The transfiguration of Rev. Stryker
That reflection isn’t always positive. Just as there are preachers on the wrong side of the law in real life, so, too, are there some seriously whacked-out church folk in the graphic universe.

Page detail from “New X-Men”
One of the most dangerous enemies of the New X-Men is the Rev. William Stryker, an evangelical minister.

Perhaps the most recognizably true-to-life character is the Rev. William Stryker, an evangelical preacher whose mission is to wipe the mutants of the X-Men universe from the face of the Earth.

Twenty years ago, when Stryker was introduced, “he was someone who represented intolerance,” Garrett said. “There are other ways that we could represent it — you could have picked a white supremacist — but what brings the extra tang to the story is the disconnect between the message of love that’s supposed to be the Christian message and the message of exclusion that is sometimes the message that Christian churches put forth.”

It made perfect sense for the time, said Sharrett, of Seton Hall.
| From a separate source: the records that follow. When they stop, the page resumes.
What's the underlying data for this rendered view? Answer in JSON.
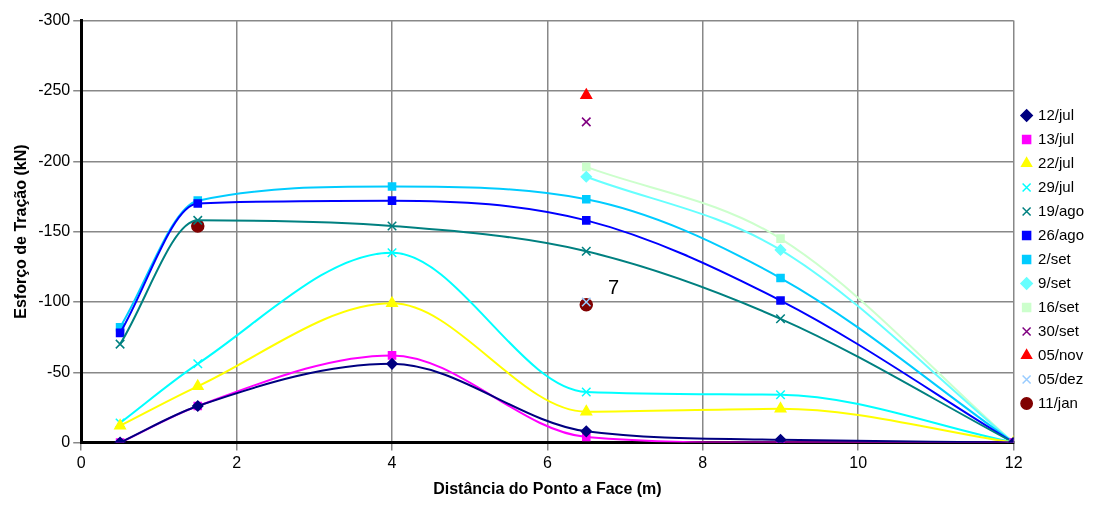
{
  "chart_data": {
    "type": "line",
    "xlabel": "Distância do Ponto a Face (m)",
    "ylabel": "Esforço de Tração (kN)",
    "xlim": [
      0,
      12
    ],
    "xticks": [
      0,
      2,
      4,
      6,
      8,
      10,
      12
    ],
    "ylim": [
      0,
      -300
    ],
    "yticks": [
      -300,
      -250,
      -200,
      -150,
      -100,
      -50,
      0
    ],
    "grid": true,
    "legend": "right",
    "annotations": [
      "7"
    ],
    "series": [
      {
        "name": "12/jul",
        "color": "#000080",
        "marker": "diamond",
        "x": [
          0.5,
          1.5,
          4,
          6.5,
          9,
          12
        ],
        "values": [
          0,
          -26,
          -56,
          -8,
          -2,
          0
        ]
      },
      {
        "name": "13/jul",
        "color": "#ff00ff",
        "marker": "square",
        "x": [
          0.5,
          1.5,
          4,
          6.5,
          9,
          12
        ],
        "values": [
          0,
          -26,
          -62,
          -4,
          0,
          0
        ]
      },
      {
        "name": "22/jul",
        "color": "#ffff00",
        "marker": "triangle",
        "x": [
          0.5,
          1.5,
          4,
          6.5,
          9,
          12
        ],
        "values": [
          -12,
          -40,
          -99,
          -22,
          -24,
          0
        ]
      },
      {
        "name": "29/jul",
        "color": "#00ffff",
        "marker": "cross",
        "x": [
          0.5,
          1.5,
          4,
          6.5,
          9,
          12
        ],
        "values": [
          -14,
          -56,
          -135,
          -36,
          -34,
          0
        ]
      },
      {
        "name": "19/ago",
        "color": "#008080",
        "marker": "cross",
        "x": [
          0.5,
          1.5,
          4,
          6.5,
          9,
          12
        ],
        "values": [
          -70,
          -158,
          -154,
          -136,
          -88,
          0
        ]
      },
      {
        "name": "26/ago",
        "color": "#0000ff",
        "marker": "square",
        "x": [
          0.5,
          1.5,
          4,
          6.5,
          9,
          12
        ],
        "values": [
          -78,
          -170,
          -172,
          -158,
          -101,
          0
        ]
      },
      {
        "name": "2/set",
        "color": "#00ccff",
        "marker": "square",
        "x": [
          0.5,
          1.5,
          4,
          6.5,
          9,
          12
        ],
        "values": [
          -82,
          -172,
          -182,
          -173,
          -117,
          0
        ]
      },
      {
        "name": "9/set",
        "color": "#66ffff",
        "marker": "diamond",
        "x": [
          6.5,
          9,
          12
        ],
        "values": [
          -189,
          -137,
          0
        ]
      },
      {
        "name": "16/set",
        "color": "#ccffcc",
        "marker": "square",
        "x": [
          6.5,
          9,
          12
        ],
        "values": [
          -196,
          -145,
          0
        ]
      },
      {
        "name": "30/set",
        "color": "#800080",
        "marker": "cross",
        "x": [
          6.5
        ],
        "values": [
          -228
        ]
      },
      {
        "name": "05/nov",
        "color": "#ff0000",
        "marker": "triangle",
        "x": [
          6.5
        ],
        "values": [
          -247
        ]
      },
      {
        "name": "05/dez",
        "color": "#99ccff",
        "marker": "cross",
        "x": [
          6.5
        ],
        "values": [
          -100
        ]
      },
      {
        "name": "11/jan",
        "color": "#800000",
        "marker": "circle",
        "type": "scatter",
        "x": [
          1.5,
          6.5
        ],
        "values": [
          -154,
          -98
        ]
      }
    ]
  }
}
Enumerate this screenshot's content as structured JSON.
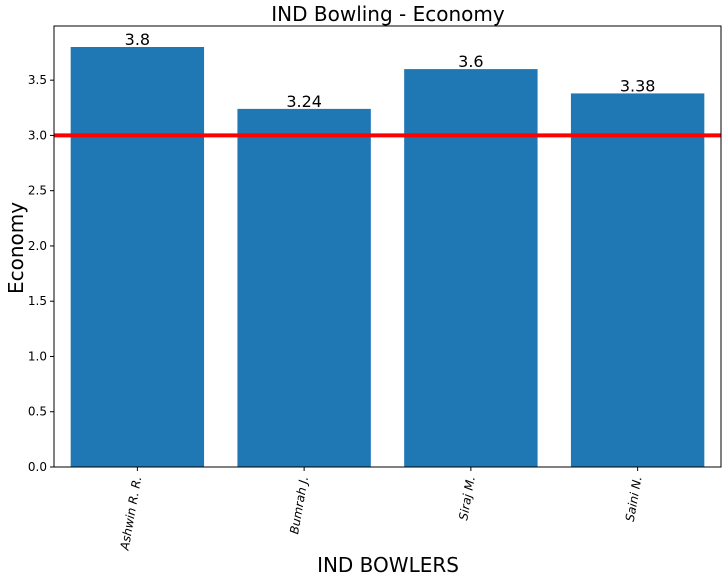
{
  "chart_data": {
    "type": "bar",
    "title": "IND Bowling - Economy",
    "xlabel": "IND BOWLERS",
    "ylabel": "Economy",
    "categories": [
      "Ashwin R. R.",
      "Bumrah J.",
      "Siraj M.",
      "Saini N."
    ],
    "values": [
      3.8,
      3.24,
      3.6,
      3.38
    ],
    "data_labels": [
      "3.8",
      "3.24",
      "3.6",
      "3.38"
    ],
    "ylim": [
      0,
      3.99
    ],
    "yticks": [
      0.0,
      0.5,
      1.0,
      1.5,
      2.0,
      2.5,
      3.0,
      3.5
    ],
    "ytick_labels": [
      "0.0",
      "0.5",
      "1.0",
      "1.5",
      "2.0",
      "2.5",
      "3.0",
      "3.5"
    ],
    "reference_line": {
      "y": 3.0,
      "color": "#ff0000"
    },
    "bar_color": "#1f77b4",
    "grid": false,
    "legend": "none"
  }
}
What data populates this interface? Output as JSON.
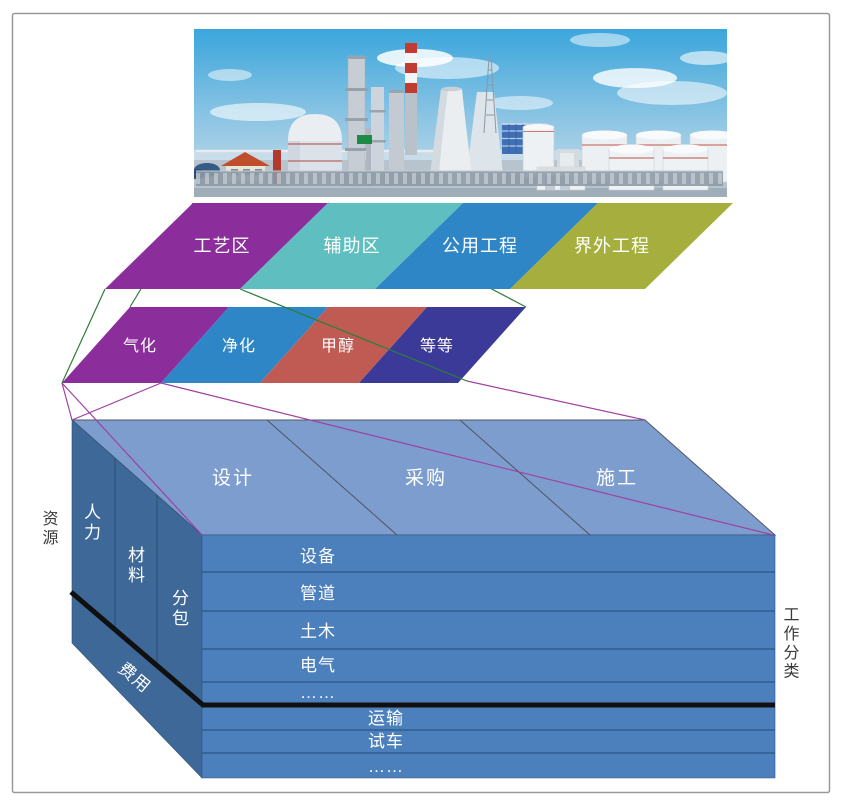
{
  "figure": {
    "kind": "工作分解结构示意图",
    "frame_border_color": "#999999"
  },
  "level1": {
    "items": [
      {
        "label": "工艺区",
        "color": "#8B2E9C"
      },
      {
        "label": "辅助区",
        "color": "#5FBFC0"
      },
      {
        "label": "公用工程",
        "color": "#2E86C6"
      },
      {
        "label": "界外工程",
        "color": "#A6AF3D"
      }
    ]
  },
  "level2": {
    "items": [
      {
        "label": "气化",
        "color": "#8B2E9C"
      },
      {
        "label": "净化",
        "color": "#2E86C6"
      },
      {
        "label": "甲醇",
        "color": "#C05B54"
      },
      {
        "label": "等等",
        "color": "#3B3A99"
      }
    ]
  },
  "cube": {
    "axis_left": "资源",
    "axis_right": "工作分类",
    "top_face": {
      "color": "#7C9DCE",
      "labels": [
        "设计",
        "采购",
        "施工"
      ]
    },
    "left_face": {
      "color": "#3D6897",
      "columns": [
        "人力",
        "材料",
        "分包"
      ],
      "corner_label": "费用"
    },
    "front_face": {
      "color": "#4B80BD",
      "rows_upper": [
        "设备",
        "管道",
        "土木",
        "电气",
        "……"
      ],
      "rows_lower": [
        "运输",
        "试车",
        "……"
      ]
    }
  },
  "connectors": {
    "green_color": "#2E7D3C",
    "purple_color": "#A040A4",
    "emphasis_color": "#101010"
  }
}
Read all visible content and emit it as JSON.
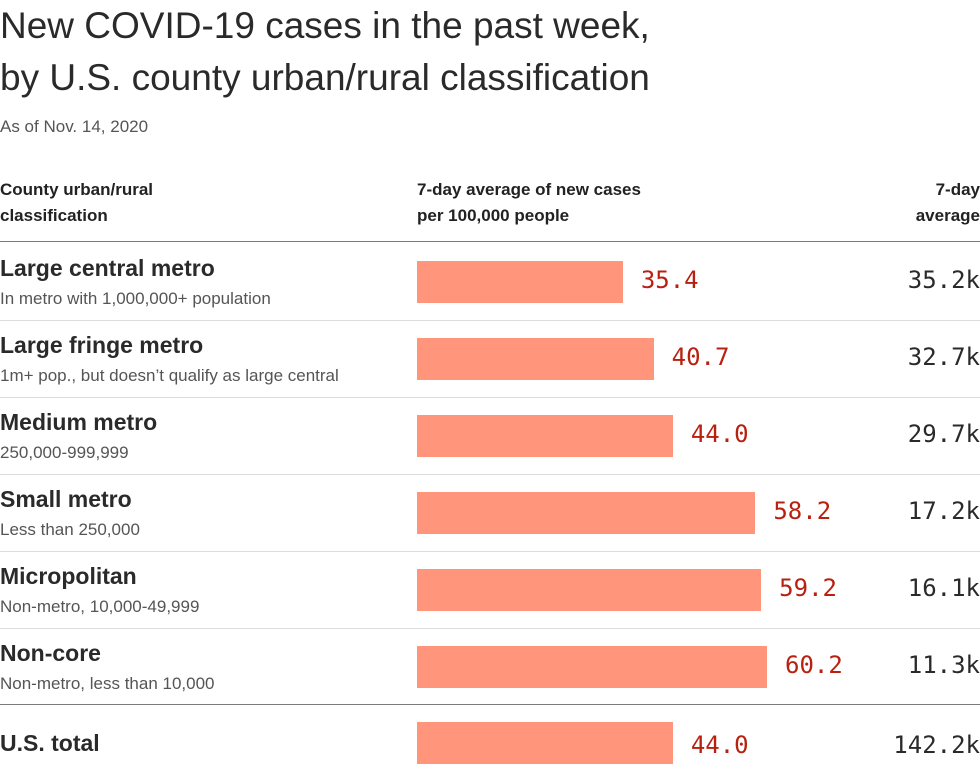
{
  "title_lines": [
    "New COVID-19 cases in the past week,",
    "by U.S. county urban/rural classification"
  ],
  "subtitle": "As of Nov. 14, 2020",
  "columns": {
    "category": [
      "County urban/rural",
      "classification"
    ],
    "rate": [
      "7-day average of new cases",
      "per 100,000 people"
    ],
    "average": [
      "7-day",
      "average"
    ]
  },
  "colors": {
    "bar": "#ff957a",
    "value_text": "#b8200f",
    "text": "#2a2a2a"
  },
  "chart_data": {
    "type": "bar",
    "orientation": "horizontal",
    "xlim": [
      0,
      60.2
    ],
    "categories": [
      "Large central metro",
      "Large fringe metro",
      "Medium metro",
      "Small metro",
      "Micropolitan",
      "Non-core"
    ],
    "descriptions": [
      "In metro with 1,000,000+ population",
      "1m+ pop., but doesn’t qualify as large central",
      "250,000-999,999",
      "Less than 250,000",
      "Non-metro, 10,000-49,999",
      "Non-metro, less than 10,000"
    ],
    "values": [
      35.4,
      40.7,
      44.0,
      58.2,
      59.2,
      60.2
    ],
    "value_labels": [
      "35.4",
      "40.7",
      "44.0",
      "58.2",
      "59.2",
      "60.2"
    ],
    "averages": [
      "35.2k",
      "32.7k",
      "29.7k",
      "17.2k",
      "16.1k",
      "11.3k"
    ],
    "total": {
      "label": "U.S. total",
      "value": 44.0,
      "value_label": "44.0",
      "average": "142.2k"
    }
  }
}
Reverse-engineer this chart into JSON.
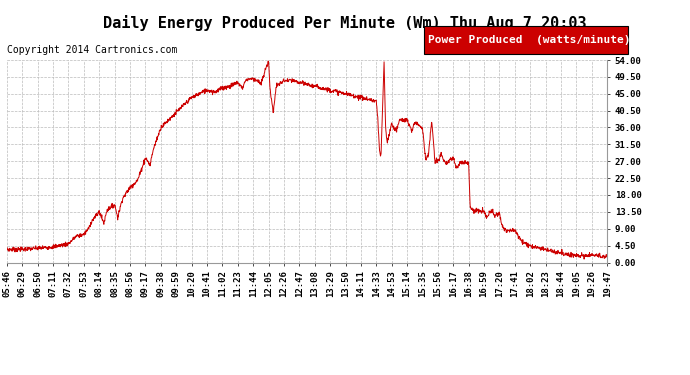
{
  "title": "Daily Energy Produced Per Minute (Wm) Thu Aug 7 20:03",
  "copyright": "Copyright 2014 Cartronics.com",
  "legend_label": "Power Produced  (watts/minute)",
  "legend_bg": "#cc0000",
  "legend_fg": "#ffffff",
  "line_color": "#cc0000",
  "bg_color": "#ffffff",
  "plot_bg": "#ffffff",
  "grid_color": "#bbbbbb",
  "yticks": [
    0.0,
    4.5,
    9.0,
    13.5,
    18.0,
    22.5,
    27.0,
    31.5,
    36.0,
    40.5,
    45.0,
    49.5,
    54.0
  ],
  "ylim": [
    0.0,
    54.0
  ],
  "xtick_labels": [
    "05:46",
    "06:29",
    "06:50",
    "07:11",
    "07:32",
    "07:53",
    "08:14",
    "08:35",
    "08:56",
    "09:17",
    "09:38",
    "09:59",
    "10:20",
    "10:41",
    "11:02",
    "11:23",
    "11:44",
    "12:05",
    "12:26",
    "12:47",
    "13:08",
    "13:29",
    "13:50",
    "14:11",
    "14:33",
    "14:53",
    "15:14",
    "15:35",
    "15:56",
    "16:17",
    "16:38",
    "16:59",
    "17:20",
    "17:41",
    "18:02",
    "18:23",
    "18:44",
    "19:05",
    "19:26",
    "19:47"
  ],
  "title_fontsize": 11,
  "copyright_fontsize": 7,
  "tick_fontsize": 6.5,
  "legend_fontsize": 8
}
Stryker was born during the 1980s, during the liberal backlash against the ascendance of the Religious Right, and that was no accident.

“That kind of device — that explicitly religious idea — you would find this in conservative moments of American history. Rather mainstream superhero comics with religious ideas speak to the conservatism of the time and the popularity of other religious narratives,” he said, naming the apocalyptic Left Behind novels and the television show “Revelations,” in which a scientist and a nun uncover evidence that the world is approaching the End Days.

Interestingly enough, the producers of the 2000 movie “X-Men” turned Stryker into a colonel in charge of a government bureaucracy. In that way, they managed to sidestep complaints that have occasionally been lodged against the character in the comic book series, which some conservative and religious scholars have denounced as a totem of religious hatred.